A Fuseki …/update URL is tolerated (its …/query sibling is used automatically). For in-process datasets or tests, pass a SparqlGraphSource to EndpointSchemaLoader.load(...) instead.

!es.hasSchema() covers two different situations, both distinguishable via es.schemaGraphNames() and es.unresolvedReason():

  • No schema-like graphs at all (schemaGraphNames() empty) — the endpoint genuinely hosts no rdfs:Class/owl:Ontology graph.
  • Schema graphs found, but none resolved to a CIM profile (schemaGraphNames() non-empty, unresolvedReason() set) — almost always an unrecognized cim namespace. Register it with cimNamespaces in opencgmes.jsonc and reload.

The CLI and language server print distinct warnings for each case rather than a single generic "no schema" message.

From the CLI

java -jar cimvocabcheck-cli.jar \
--endpoint http://localhost:3030/cgmes/query path/to/query.rq

If the endpoint exposes no CIM schema graphs, validation falls back to a syntax-only check with a warning.

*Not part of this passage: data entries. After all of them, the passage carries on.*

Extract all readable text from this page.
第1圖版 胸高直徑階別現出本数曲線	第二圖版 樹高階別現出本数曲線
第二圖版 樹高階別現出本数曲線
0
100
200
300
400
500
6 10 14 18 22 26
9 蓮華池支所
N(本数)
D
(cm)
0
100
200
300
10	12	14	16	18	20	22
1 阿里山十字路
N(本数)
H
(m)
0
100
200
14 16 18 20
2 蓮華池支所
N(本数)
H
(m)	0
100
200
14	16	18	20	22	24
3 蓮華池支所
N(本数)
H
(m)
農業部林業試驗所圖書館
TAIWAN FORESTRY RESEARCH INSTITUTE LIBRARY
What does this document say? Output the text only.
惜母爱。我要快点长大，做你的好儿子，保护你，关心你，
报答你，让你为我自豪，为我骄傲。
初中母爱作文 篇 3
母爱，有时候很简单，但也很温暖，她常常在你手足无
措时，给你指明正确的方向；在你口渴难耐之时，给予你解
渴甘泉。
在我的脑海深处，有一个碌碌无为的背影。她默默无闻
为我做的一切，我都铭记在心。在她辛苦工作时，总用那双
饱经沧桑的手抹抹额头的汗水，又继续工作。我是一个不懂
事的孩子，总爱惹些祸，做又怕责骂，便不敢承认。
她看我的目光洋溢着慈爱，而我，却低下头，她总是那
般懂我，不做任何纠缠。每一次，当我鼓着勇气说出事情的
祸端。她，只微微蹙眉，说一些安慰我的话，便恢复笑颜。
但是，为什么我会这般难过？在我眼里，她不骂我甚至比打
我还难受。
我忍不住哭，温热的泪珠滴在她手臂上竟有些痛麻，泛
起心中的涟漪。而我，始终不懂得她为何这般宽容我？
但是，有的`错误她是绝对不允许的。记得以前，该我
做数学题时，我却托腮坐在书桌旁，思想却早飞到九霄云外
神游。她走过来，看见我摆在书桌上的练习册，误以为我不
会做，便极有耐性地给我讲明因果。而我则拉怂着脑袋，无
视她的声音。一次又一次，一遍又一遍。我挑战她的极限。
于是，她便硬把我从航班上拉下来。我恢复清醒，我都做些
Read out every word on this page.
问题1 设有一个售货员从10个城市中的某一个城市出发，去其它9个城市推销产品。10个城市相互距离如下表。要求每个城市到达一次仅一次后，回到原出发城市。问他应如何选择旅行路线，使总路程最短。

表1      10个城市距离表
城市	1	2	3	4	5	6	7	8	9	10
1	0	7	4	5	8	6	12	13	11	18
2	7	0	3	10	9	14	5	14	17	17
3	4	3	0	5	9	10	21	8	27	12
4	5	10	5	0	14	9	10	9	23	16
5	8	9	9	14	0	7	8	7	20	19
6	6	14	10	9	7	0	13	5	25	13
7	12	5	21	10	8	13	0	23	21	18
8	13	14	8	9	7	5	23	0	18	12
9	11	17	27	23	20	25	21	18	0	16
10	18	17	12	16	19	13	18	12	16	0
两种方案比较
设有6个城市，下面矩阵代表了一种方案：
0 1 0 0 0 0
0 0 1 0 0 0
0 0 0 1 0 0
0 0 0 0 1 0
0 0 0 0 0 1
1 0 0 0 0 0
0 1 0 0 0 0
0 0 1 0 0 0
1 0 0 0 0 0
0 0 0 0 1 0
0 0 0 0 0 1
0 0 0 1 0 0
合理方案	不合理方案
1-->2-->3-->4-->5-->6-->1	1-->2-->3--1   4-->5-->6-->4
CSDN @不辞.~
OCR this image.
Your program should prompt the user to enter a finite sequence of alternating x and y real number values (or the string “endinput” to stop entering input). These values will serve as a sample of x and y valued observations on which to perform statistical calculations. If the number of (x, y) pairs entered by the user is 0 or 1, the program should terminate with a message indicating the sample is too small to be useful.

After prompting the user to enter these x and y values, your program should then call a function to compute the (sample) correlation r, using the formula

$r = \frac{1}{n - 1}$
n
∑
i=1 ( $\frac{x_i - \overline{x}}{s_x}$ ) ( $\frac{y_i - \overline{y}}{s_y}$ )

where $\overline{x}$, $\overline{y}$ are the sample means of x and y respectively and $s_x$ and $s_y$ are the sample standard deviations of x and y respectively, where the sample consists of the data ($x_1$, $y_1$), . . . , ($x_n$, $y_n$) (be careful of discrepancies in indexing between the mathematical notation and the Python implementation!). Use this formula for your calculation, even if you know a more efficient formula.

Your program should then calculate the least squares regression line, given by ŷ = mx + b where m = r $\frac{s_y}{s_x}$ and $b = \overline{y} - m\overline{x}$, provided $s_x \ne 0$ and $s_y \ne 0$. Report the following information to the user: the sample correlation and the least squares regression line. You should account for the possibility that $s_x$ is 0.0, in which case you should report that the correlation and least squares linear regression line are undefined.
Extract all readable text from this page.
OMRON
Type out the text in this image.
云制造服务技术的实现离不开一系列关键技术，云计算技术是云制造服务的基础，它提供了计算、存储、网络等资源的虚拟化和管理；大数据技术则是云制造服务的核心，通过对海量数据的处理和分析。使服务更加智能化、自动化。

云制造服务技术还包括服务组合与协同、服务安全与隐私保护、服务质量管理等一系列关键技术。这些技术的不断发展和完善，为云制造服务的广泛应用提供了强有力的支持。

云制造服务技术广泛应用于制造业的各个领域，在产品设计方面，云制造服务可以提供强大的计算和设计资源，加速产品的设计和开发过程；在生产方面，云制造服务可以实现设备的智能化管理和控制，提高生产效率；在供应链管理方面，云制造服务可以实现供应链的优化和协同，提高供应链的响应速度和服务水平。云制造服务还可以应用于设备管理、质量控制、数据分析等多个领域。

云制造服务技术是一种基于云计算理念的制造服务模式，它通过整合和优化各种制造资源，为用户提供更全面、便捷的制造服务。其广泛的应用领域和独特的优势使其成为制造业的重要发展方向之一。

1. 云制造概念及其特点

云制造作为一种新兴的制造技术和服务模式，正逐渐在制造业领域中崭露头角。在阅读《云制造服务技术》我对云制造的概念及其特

Pass --strict-endpoint to make that case a hard failure (exit 2) instead — so a misconfigured pipeline breaks visibly rather than silently checking only syntax. See the CLI page.

From a SPARQL Notebook cell

In CIMNotebook, a notebook cell can name its schema endpoint inline:

# [endpoint=http://localhost:3030/cgmes/query]
SELECT * WHERE { ?s a cim:ACLineSegment }

Assumptions & limitations

  • The CGMES profiles must be stored in per-profile named graphs (graphs declaring rdfs:Class / owl:Ontology). A schema kept entirely in the default graph, or mixed with instance data in one graph, is not discovered.
  • A profile graph that declares neither an rdfs:Class nor an owl:Ontology (rare — e.g. some header/boundary profiles) is not picked up by the enumeration filter.
  • Graphs fetched over SPARQL usually carry no prefix declarations, so a custom cim namespace can only be recognized once it's registered — via cimNamespacesbefore the endpoint load runs; there's no way to auto-detect an unregistered custom namespace from namespace-less graph content alone.

See Known limitations for the broader picture.